18.6.06

Szeretek Minden Sökét






















A língua húngara tem fama de ser o idioma do diabo. Dizem que a dificuldade em entendê-la vem da falta de parentesco com outras línguas mais conhecidas. Tremenda injustiça. Desde criança meus avós dominavam, não só o húngaro, como também o alemão e, de quebra e a contragosto, o romeno. Isso porque eram gente do campo. De pessoas com mais estudo como Paulo Ronai, as palavras fluiam não só nos idiomas oficiais do império austro-húngaro como também em inglês, francês e no português com que nos foi dado o prazer de conhecer Os Meninos da Rua Paulo. 

Para visitar a Hungria, não é preciso saber mais do que poucas palavras: csilag quer dizer estrela, ég é céu, bort é vinho, köszenem é obrigado e Isten é Deus. Pra que você precisa saber isso? Pra poder elevar as mãos ao ég e agradecer a Isten o privilégio de beber um bort Tokai numa noite cheia de csilags. 

Tokai é o vinho dos reis e o rei dos vinhos. O slogan, de qualidade duvidosa, é de autoria de Luís XIV, o afetado Rei Sol. E não foi apenas o absolutíssimo o único admirador famoso desse que alguns chamam de vinho de sobremesa e outros, mais apropriadamente, de vinho de meditação. Foi com uma taça de Tokai na mão que Rossini vislumbrou Guillermo Tell, Schubert compôs mais de 600 músicas e Goethe criou Fausto. 

Não é pouca coisa para o vinho que há mais de dez séculos encanta reis, rainhas, príncipes, princesas e, mais recentemente, plebeus que suam para investir quase 90 dólares em uma garrafa de Oremus Aszu 1999 5 puttonyos como a da foto. Para fazer este vinho, os vinicultores, pacientemente, esperaram que as vinhas passassem do ponto e fossem atacadas pelo fungo botrytis cinerea para então colher, manualmente, as uvas que já se encontravam em avançado estágio de maturação. O número de cestas, em húngaro puttonyos, utilizadas na fabricação do vinho varia de três a seis. É isso que determina a concentração do açúcar e, por tabela, do teor alcoólico. São os tais puttonyos que estão indicados lá no rótulo. 

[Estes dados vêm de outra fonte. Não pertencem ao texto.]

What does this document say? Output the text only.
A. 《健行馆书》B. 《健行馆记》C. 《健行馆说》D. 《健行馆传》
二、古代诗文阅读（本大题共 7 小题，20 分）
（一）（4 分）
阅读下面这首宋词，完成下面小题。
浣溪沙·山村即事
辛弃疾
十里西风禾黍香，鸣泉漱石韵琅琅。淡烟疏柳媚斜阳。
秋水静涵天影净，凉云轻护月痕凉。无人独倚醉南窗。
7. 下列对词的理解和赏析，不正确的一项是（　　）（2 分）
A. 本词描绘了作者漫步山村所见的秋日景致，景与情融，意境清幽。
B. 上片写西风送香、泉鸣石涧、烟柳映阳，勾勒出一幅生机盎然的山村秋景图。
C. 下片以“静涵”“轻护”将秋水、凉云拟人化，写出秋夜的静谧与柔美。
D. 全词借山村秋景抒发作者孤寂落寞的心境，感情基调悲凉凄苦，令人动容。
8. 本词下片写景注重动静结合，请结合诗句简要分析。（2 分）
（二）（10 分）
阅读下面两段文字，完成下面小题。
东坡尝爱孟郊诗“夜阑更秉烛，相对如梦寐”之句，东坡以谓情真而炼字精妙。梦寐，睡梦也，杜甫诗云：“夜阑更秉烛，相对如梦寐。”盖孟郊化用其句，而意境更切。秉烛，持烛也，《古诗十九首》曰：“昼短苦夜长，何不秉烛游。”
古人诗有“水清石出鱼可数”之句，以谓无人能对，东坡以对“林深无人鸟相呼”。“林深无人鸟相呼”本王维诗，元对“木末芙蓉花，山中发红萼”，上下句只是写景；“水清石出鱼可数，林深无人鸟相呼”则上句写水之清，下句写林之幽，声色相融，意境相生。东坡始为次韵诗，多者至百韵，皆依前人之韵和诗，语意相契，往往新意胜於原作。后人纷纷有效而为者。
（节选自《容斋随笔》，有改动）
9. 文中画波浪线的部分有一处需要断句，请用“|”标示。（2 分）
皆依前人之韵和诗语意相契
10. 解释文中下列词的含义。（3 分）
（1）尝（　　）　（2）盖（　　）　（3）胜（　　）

O fato é que você não precisa de toda essa literatura para degustar um legítimo tokaji. Basta abrir a garrafa e deixar o pensamento fluir em direção ao ég e as csilags e, caso desfrute de uma boa companhia, deixe sair naturalmente um szeretlek: eu te amo. Se estiver sozinho, aproveite e grite: szeretem a szökét, que quer dizer amo as louras. Ou ainda, dependendo da quantidade de puttonyos que você tiver na cabeça, parta logo para um szeretek mindem sökét. Nada menos do que um amo todas as louras.


5 comentários:

CrissMyAss disse...

Szeretek Minden Posts!

Anônimo disse...

Apesar de morena, adorei o texto :)
Meus tios fabricam o vinho Alvarinho, em Pontevedra e todo este cerimonial podar as parreiras, sulfatar as uvas, depois colher as uvas e pisar nelas (sim, meus parentes ainda pisam) é coisa muito familiar pra mim. Ah sim, ia esquecendo, beber é ainda mais familiar. Vou procurar este vinho por aqui, nem que seja só pra olhar (preço nada convidativo hein...)

Adorei!

Vi disse...

Oi!!! Sou húngara e esbarrei no seu blog... Adorei o texto sore o Tokay!!! Abraços, Virág.

Pingas no Copo disse...

Caro Confrade, aprecio o seu estilo de escrita.
Possuo também um blog de vinhos que tenta fazer uma abordagem aos vinhos de uma forma diferente e algo parecida com a sua.

Do outro lado do Atlântico, em Portugal.

Paulo VIX disse...

Já tive o enorme prazer de beber um TOKAY OREMUS 6 puttonyos, a sensação em prová-lo, difícil descrever mas vou tentar. Parece tirar os seus pés do chão, seu corpo relaxa e sua mente se esvazia e você vai a outro mundo, por alguns minutos você se sente um REI!!!!!